A little about tides - Part 1

Yes, it is about the moon (mostly), but how?

TRIVIA AND MISCELLANEOUS

9/25/20232 min read

OK, I will confess that I have never exactly understood how tides worked. I knew it was something to do with the moon and to a lesser extent, the sun. However, the occasions where I tried to really understand it, I always came short. IO don’t remember details but there was always something the didn’t completely add up. The other day, I came across a YouTube video that made it quite clear to me and thought I would share. However, it had a different explanation for the extremely high tides in the Bay of Fundy which will be the topic for a post in the near future.

Agreeing with my recollection, the videos says most people think the tides are caused by the moon pulling the earth’s water closer to it. That is part of it, but then why are there two high tides per day? Shouldn’t the tide be highest on the side of the earth closest to the moon and lowest on the opposite side, resulting in a roughly daily cycle? Instead we have, roughly, two high and two low tides per day.
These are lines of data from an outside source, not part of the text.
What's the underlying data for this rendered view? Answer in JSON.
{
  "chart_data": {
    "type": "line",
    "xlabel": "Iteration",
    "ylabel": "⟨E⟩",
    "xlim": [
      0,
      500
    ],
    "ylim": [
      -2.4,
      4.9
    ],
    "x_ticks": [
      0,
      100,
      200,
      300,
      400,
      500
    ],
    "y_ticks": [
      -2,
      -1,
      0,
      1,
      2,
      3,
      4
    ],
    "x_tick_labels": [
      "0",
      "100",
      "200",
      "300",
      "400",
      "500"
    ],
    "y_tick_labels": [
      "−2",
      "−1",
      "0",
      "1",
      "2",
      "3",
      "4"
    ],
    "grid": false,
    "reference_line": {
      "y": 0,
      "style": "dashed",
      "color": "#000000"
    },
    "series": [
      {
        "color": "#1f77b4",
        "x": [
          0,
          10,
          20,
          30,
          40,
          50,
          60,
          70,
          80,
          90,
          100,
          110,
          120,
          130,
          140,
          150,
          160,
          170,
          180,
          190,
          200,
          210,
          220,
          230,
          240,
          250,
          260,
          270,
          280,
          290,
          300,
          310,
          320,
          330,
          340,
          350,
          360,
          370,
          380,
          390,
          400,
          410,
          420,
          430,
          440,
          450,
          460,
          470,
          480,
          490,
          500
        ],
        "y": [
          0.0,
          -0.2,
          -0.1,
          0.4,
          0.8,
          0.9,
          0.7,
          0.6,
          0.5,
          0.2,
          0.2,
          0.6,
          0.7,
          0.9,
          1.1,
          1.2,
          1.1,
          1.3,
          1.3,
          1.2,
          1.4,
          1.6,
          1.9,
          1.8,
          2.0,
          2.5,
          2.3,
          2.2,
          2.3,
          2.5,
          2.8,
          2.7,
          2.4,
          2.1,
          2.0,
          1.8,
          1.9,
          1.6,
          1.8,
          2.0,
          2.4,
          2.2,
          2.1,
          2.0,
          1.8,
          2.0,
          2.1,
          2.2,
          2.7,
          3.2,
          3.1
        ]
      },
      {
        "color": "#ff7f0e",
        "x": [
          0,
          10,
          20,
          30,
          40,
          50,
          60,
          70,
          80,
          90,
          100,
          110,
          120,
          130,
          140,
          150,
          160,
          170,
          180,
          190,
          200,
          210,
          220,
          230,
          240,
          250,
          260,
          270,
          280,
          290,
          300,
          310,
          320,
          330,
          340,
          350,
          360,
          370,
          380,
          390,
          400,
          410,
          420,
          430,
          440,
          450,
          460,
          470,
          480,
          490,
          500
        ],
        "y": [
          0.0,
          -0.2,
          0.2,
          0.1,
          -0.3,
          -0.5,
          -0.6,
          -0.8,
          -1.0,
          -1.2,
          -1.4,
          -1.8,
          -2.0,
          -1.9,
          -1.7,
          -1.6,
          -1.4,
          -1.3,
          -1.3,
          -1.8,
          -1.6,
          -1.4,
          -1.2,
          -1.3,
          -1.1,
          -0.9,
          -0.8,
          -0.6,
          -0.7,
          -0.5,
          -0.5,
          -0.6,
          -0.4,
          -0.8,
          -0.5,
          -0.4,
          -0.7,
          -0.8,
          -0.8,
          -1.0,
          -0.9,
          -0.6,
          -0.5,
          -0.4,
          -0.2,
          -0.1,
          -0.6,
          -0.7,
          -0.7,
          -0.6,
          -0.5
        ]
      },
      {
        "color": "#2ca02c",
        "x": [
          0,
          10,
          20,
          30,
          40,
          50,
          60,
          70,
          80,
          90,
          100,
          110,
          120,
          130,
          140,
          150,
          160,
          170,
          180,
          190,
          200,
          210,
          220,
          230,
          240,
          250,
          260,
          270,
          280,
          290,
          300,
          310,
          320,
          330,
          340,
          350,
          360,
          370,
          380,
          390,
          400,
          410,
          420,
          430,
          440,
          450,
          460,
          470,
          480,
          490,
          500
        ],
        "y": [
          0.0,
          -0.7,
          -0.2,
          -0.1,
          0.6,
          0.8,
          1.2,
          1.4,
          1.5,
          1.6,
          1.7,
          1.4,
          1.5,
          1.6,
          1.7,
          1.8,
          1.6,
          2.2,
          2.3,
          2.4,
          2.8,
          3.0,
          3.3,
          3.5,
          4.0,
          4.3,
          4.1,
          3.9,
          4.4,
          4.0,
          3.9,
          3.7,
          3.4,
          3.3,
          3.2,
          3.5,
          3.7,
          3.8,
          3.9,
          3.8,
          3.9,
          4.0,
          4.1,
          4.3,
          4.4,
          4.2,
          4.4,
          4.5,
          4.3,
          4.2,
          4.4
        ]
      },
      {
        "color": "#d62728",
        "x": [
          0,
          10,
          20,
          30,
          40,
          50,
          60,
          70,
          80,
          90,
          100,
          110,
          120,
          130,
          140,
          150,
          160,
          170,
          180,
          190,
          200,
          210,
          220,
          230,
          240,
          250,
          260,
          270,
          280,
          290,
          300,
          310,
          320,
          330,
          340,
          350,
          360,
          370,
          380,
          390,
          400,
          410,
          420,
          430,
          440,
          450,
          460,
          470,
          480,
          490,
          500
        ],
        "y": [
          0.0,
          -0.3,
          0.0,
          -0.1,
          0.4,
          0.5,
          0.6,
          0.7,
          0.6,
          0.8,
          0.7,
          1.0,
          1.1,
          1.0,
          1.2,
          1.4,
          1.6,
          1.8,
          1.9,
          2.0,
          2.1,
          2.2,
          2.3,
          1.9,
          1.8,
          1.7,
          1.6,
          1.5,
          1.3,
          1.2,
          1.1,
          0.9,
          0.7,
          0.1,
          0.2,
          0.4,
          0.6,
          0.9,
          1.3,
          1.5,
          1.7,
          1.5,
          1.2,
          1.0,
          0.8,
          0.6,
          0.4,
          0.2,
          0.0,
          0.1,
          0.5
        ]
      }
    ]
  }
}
The video reminds us that gravitational attraction varies with the square of the distance between the two bodies. Two bodies that are closer have more attraction and accelerate towards each other faster than two bodies far apart. Now, let’s imagine that the solid part of the earth is one solid body and the oceans are a whole bunch of little bodies. Then, as the earth is accelerating towards the moon at some rate, all those little water bodies closest to the moon will be accelerating faster than the center of the earth as a whole and thus bulge towards the moon (and away from the earth) a small amount causing a high tide. On the opposite side of the earth, the water is accelerating slower and thus falling behind the earth, bugling away from the earth (and the moon) causing a high tide on the other side. Viola! Two tides per day as the earth rotates.